Quindi il Consiglio di Stato avrà fatto una sentenza dettagliata, prescrittiva, perentoria. Ma di fatto essa sarà elusa, dribblata, aggirata. In una parola sarà beffata. Ma c’è la parola “stavolta”. Questo giochino, stavolta, sarà difficile. Come dare i primi posti agli ex-idonei quando il Consiglio di Stato, in risposta a un’eccezione del loro avvocato, disse che non c’è mai stata graduatoria? O meglio quella preparata in fretta e furia dall’USR della Lombardia nell’agosto del 2012 non è “dotata di propria autonomia precettiva” (vedi sentenza punto 2,3) e quindi è inservibile. Ricordiamoci che l’ordinanza del Consiglio di Stato del 28 agosto 2012 oltre a quella graduatoria rese inservibili TUTTI gli atti successivi all’uso delle buste trasparenti. Ma allora come farà l’amministrazione a usare, impunemente, quella graduatoria sapendo che originerà tonnellate di contenziosi da parte dei non-idonei? Inoltre cosa succederà il prossimo anno quando il concorso sfornerà i nuovi dirigenti, ma i loro posti saranno occupati dai presidi incaricati? I vincitori di concorso e i “presidi-incaricati-presidi-sanati” si contenderanno il posto a sciabola? Inoltre chi placherà l’ira dei sindacati che dal 12 luglio sembrano recitare un’altra poesia, quella che dice: “A noi la sentenza fa vomitare / ma adesso che c’è la dovete applicare”. E se verranno fuori i contenziosi tra presidi incaricati e neo-dirigenti che posizione assumeranno i sindacati? Chiederanno, come hanno sempre fatto, l’italianissima sanatoria?
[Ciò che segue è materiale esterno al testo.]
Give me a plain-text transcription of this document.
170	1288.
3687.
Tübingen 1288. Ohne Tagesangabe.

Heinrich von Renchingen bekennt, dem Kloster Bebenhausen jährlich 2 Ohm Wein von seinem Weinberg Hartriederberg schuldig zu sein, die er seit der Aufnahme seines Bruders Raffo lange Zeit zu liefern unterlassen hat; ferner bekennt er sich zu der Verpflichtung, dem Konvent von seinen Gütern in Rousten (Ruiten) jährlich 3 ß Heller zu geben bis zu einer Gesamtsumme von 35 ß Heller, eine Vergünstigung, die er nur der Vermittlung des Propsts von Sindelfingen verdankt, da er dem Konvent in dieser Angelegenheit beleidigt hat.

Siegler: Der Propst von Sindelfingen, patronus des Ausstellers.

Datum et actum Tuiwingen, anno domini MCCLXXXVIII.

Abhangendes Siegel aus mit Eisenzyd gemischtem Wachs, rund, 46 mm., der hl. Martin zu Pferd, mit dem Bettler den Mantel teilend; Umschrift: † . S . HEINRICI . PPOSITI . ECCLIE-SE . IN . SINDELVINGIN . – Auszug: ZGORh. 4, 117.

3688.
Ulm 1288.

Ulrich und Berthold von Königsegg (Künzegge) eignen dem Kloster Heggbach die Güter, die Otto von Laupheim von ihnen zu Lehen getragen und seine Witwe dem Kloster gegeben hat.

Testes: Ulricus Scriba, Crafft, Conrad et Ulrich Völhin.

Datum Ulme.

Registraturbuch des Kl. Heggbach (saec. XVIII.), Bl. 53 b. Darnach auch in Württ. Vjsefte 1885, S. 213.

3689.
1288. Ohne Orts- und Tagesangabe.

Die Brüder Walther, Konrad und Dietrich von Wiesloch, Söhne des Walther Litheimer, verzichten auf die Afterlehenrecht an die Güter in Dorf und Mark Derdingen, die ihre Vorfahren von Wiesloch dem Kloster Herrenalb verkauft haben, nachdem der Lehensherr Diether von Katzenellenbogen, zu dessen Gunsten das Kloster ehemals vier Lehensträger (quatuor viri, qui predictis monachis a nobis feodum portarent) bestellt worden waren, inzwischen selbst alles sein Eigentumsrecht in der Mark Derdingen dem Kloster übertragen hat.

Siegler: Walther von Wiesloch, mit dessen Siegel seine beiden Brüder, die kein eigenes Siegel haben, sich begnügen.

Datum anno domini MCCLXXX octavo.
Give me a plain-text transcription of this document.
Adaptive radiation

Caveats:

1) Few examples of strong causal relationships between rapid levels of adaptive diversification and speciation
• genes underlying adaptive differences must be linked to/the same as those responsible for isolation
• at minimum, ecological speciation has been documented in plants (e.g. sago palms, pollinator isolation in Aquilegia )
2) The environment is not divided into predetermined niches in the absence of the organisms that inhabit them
Insomma sarebbe un delirio. Sembra impossibile che tutto questo accadrà. La logica ci dice che tutti abbiano interesse ad applicare in modo pedissequo la sentenza che, detto per inciso, non piace a nessuno, ma risponde ai dettami del massimo organo di garanzia amministrativa. Insomma quando la prossima settimana qualche deputata tenterà, nel caldo torrido di fine luglio, di infilare con la sua manina fatata l’impataccato emendamento è possibile che incontrerà molte ostilità. E che l’emendamento sarà bocciato.
Questo è quello che direbbe la logica. Ma noi siamo italiani e la logica non sempre governa i processi del vivere.